Эти слова были на устах у всех проходящих мимо замка путников и бродячих торговцев. Я помню, как мы с графиней стояли у крепостной стены и расспрашивали всех, кого могли. Слушая их рассказы, мы все больше приходили в ужас и боялись, что следующая порция новостей окажется еще хуже.
Уорик мертв. Уорик в плену. Уорик скрывается.
К счастью, ничего подобного нам услышать не довелось. Всего лишь: Уорик в Миддлхэме.
Я, кажется, считала, что, когда мой отец захватил в плен короля, мир перевернулся с ног на голову? На самом деле худшее было впереди. Не прошло и недели со времени визита Фрэнсиса, как мир просто обрушился и рассыпался осколками у наших ног. Мы знали, что в любой момент можем оказаться узницами и заложницами Эдуарда, случись ему осадить наш замок.
— Нас всех казнят. Мы обречены! — Ну, разумеется, Марджери знала, о чем говорит. Разве она когда-нибудь ошибалась? В ее голосе слышалась нарастающая паника. — Мы окончим свои дни в Тауэре. — Она съежилась. — Мы изменники, и нам придется отвечать за предательство. Вы еще попомните мои слова!
— Прекрати говорить ерунду! — сказала, как отрезала, графиня, не сводя глаз с мертвенно-бледного лица Изабеллы. — Не можешь не болтать всякие глупости, тогда молчи.

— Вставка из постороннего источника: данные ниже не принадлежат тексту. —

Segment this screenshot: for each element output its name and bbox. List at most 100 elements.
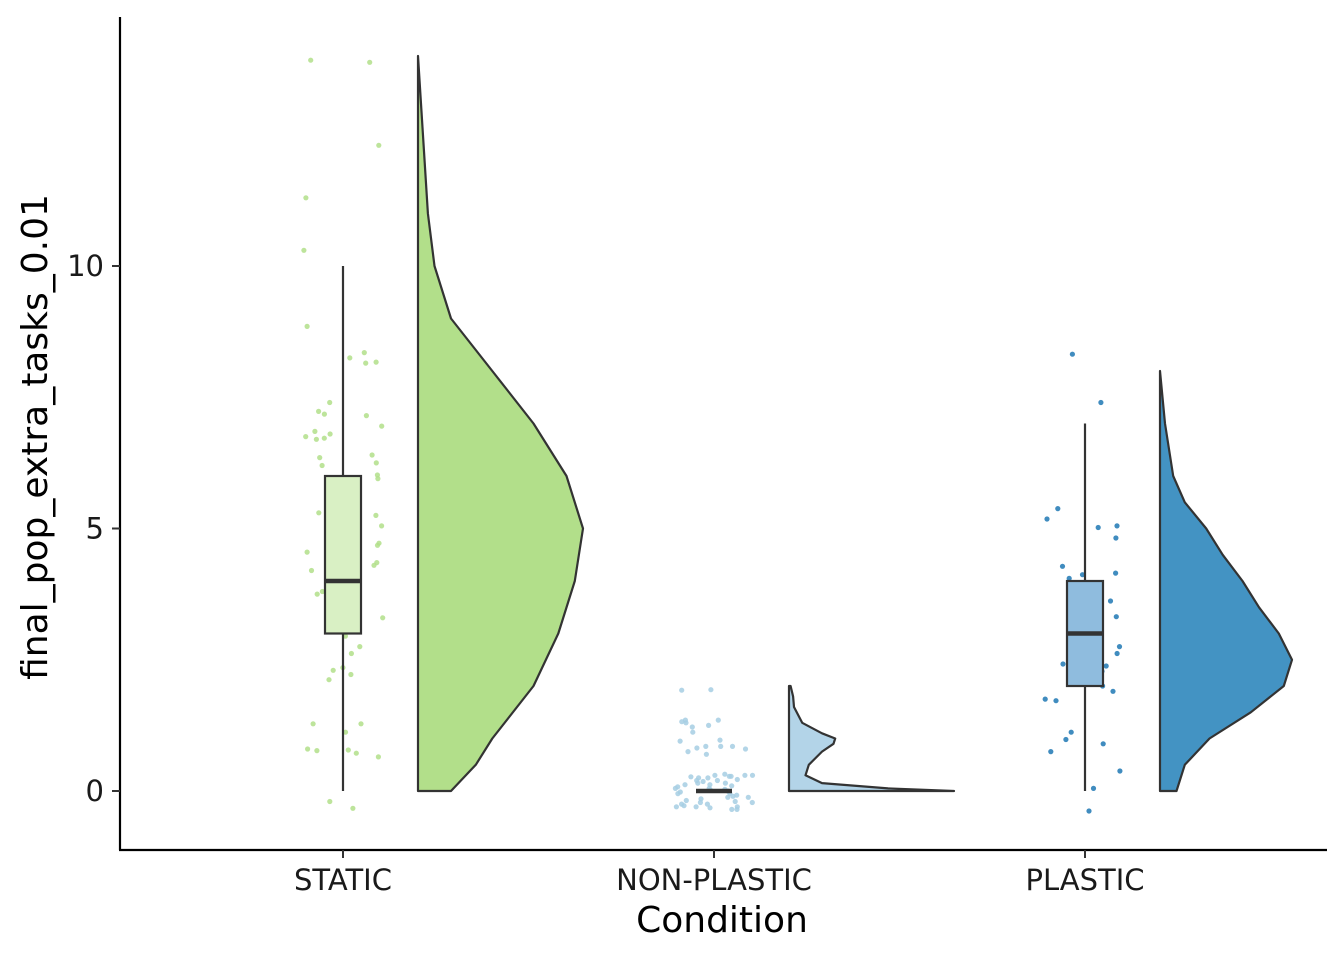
box-static — [323, 474, 363, 635]
data-point-static — [314, 591, 320, 597]
data-point-static — [313, 436, 319, 442]
data-point-static — [303, 434, 309, 440]
data-point-non-plastic — [679, 687, 685, 693]
data-point-non-plastic — [749, 799, 755, 806]
violin-static — [416, 54, 585, 793]
data-point-non-plastic — [703, 751, 710, 757]
half-violins-layer — [416, 54, 1294, 793]
data-point-static — [374, 542, 381, 548]
data-point-plastic — [1042, 696, 1048, 702]
data-point-non-plastic — [688, 774, 694, 780]
data-point-plastic — [1055, 506, 1061, 512]
data-point-non-plastic — [707, 805, 713, 811]
data-point-plastic — [1079, 572, 1086, 578]
data-point-non-plastic — [703, 743, 709, 750]
data-point-static — [375, 754, 381, 760]
x-ticks-layer: STATIC NON-PLASTIC PLASTIC — [294, 850, 1145, 897]
data-point-static — [380, 615, 386, 621]
data-point-non-plastic — [715, 717, 721, 723]
data-point-static — [373, 512, 379, 519]
data-point-static — [319, 462, 325, 469]
data-point-non-plastic — [742, 746, 749, 752]
data-point-plastic — [1068, 729, 1074, 735]
data-point-plastic — [1110, 688, 1116, 694]
data-point-non-plastic — [745, 794, 751, 800]
data-point-static — [326, 677, 332, 683]
data-point-non-plastic — [722, 771, 728, 777]
data-point-static — [373, 359, 379, 365]
data-point-non-plastic — [672, 785, 679, 792]
y-axis-title: final_pop_extra_tasks_0.01 — [15, 194, 56, 680]
data-point-non-plastic — [726, 773, 732, 779]
data-point-static — [327, 431, 333, 437]
data-point-static — [308, 567, 315, 574]
data-point-non-plastic — [683, 797, 689, 804]
data-point-static — [304, 323, 310, 329]
data-point-plastic — [1116, 644, 1123, 650]
data-point-plastic — [1114, 523, 1120, 529]
data-point-non-plastic — [722, 780, 729, 786]
data-point-static — [330, 667, 336, 673]
data-point-static — [367, 59, 373, 65]
data-point-static — [317, 455, 323, 461]
data-point-plastic — [1053, 698, 1059, 704]
data-point-plastic — [1107, 598, 1114, 604]
data-point-plastic — [1100, 741, 1106, 747]
data-point-static — [316, 510, 322, 516]
data-point-plastic — [1086, 808, 1092, 814]
data-point-static — [303, 195, 309, 201]
data-point-plastic — [1069, 351, 1075, 357]
data-point-static — [357, 644, 363, 650]
data-point-plastic — [1060, 661, 1066, 667]
data-point-non-plastic — [700, 778, 706, 785]
data-point-non-plastic — [706, 722, 712, 729]
data-point-non-plastic — [679, 719, 685, 725]
violin-plastic — [1158, 369, 1294, 793]
data-point-non-plastic — [732, 798, 738, 805]
data-point-static — [379, 423, 385, 429]
data-point-non-plastic — [690, 729, 696, 735]
y-tick-label: 10 — [67, 249, 104, 283]
data-point-non-plastic — [682, 782, 688, 788]
data-point-non-plastic — [734, 776, 740, 783]
data-point-static — [371, 562, 377, 568]
y-tick-label: 0 — [86, 774, 104, 808]
data-point-static — [363, 413, 369, 419]
data-point-non-plastic — [675, 791, 681, 797]
data-point-static — [312, 428, 318, 434]
data-point-static — [301, 247, 307, 253]
data-point-non-plastic — [704, 801, 711, 807]
boxplots-layer — [323, 266, 1105, 794]
data-point-non-plastic — [730, 793, 736, 799]
data-point-static — [361, 350, 367, 356]
data-point-plastic — [1063, 736, 1069, 743]
data-point-static — [350, 805, 356, 811]
x-tick-label: PLASTIC — [1025, 863, 1144, 897]
data-point-static — [376, 142, 382, 148]
data-point-plastic — [1103, 663, 1109, 669]
jitter-points-layer — [301, 57, 1123, 814]
data-point-non-plastic — [683, 720, 689, 726]
data-point-plastic — [1090, 785, 1097, 792]
data-point-plastic — [1117, 768, 1123, 774]
data-point-static — [319, 588, 325, 595]
data-point-static — [353, 750, 359, 756]
data-point-static — [310, 721, 316, 727]
data-point-static — [363, 360, 369, 366]
data-point-non-plastic — [677, 738, 683, 744]
data-point-plastic — [1044, 516, 1050, 522]
data-point-non-plastic — [729, 783, 735, 789]
x-tick-label: NON-PLASTIC — [616, 863, 812, 897]
data-point-non-plastic — [673, 804, 680, 810]
data-point-plastic — [1095, 524, 1101, 531]
data-point-non-plastic — [742, 772, 748, 778]
data-point-plastic — [1066, 575, 1072, 582]
data-point-static — [369, 452, 375, 458]
data-point-plastic — [1048, 749, 1054, 755]
data-point-plastic — [1113, 535, 1119, 541]
data-point-plastic — [1059, 563, 1066, 569]
data-point-static — [347, 355, 353, 361]
data-point-non-plastic — [708, 687, 714, 693]
data-point-plastic — [1113, 570, 1119, 576]
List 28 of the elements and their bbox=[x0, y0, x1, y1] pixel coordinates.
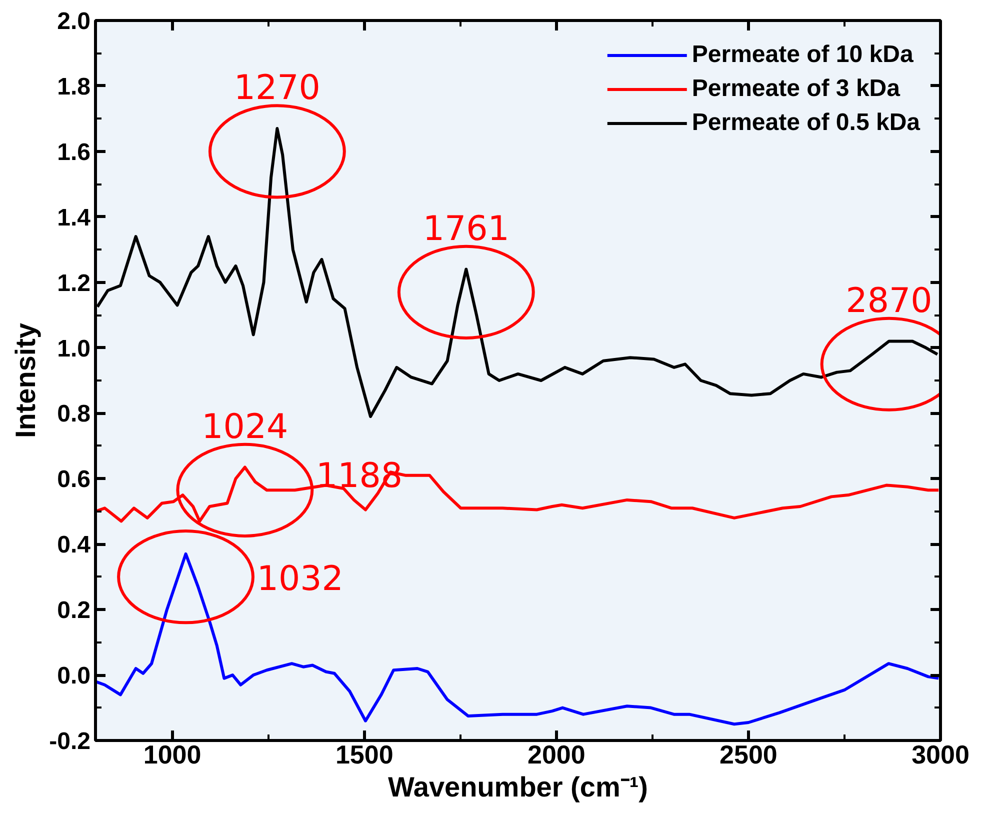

А еще лучше — отправляйся на кухню.
Марджери покинула комнату, всем своим видом показывая, как глубоко оскорбили ее слова графини. А ведь она столько лет служила ей верой и правдой и совершенно не заслужила подобного обращения! После ее ухода графиня попыталась исправить положение.
— Изабелла, не волнуйся! Все уже вернулось на круги своя. Эдуард никому не станет мстить.
Пустые слова, и графиня отлично это понимала. И пусть Изабелла кивала и цеплялась за них, как утопающий за соломинку, меня убедить не удалось. Время покажет, говорила я себе.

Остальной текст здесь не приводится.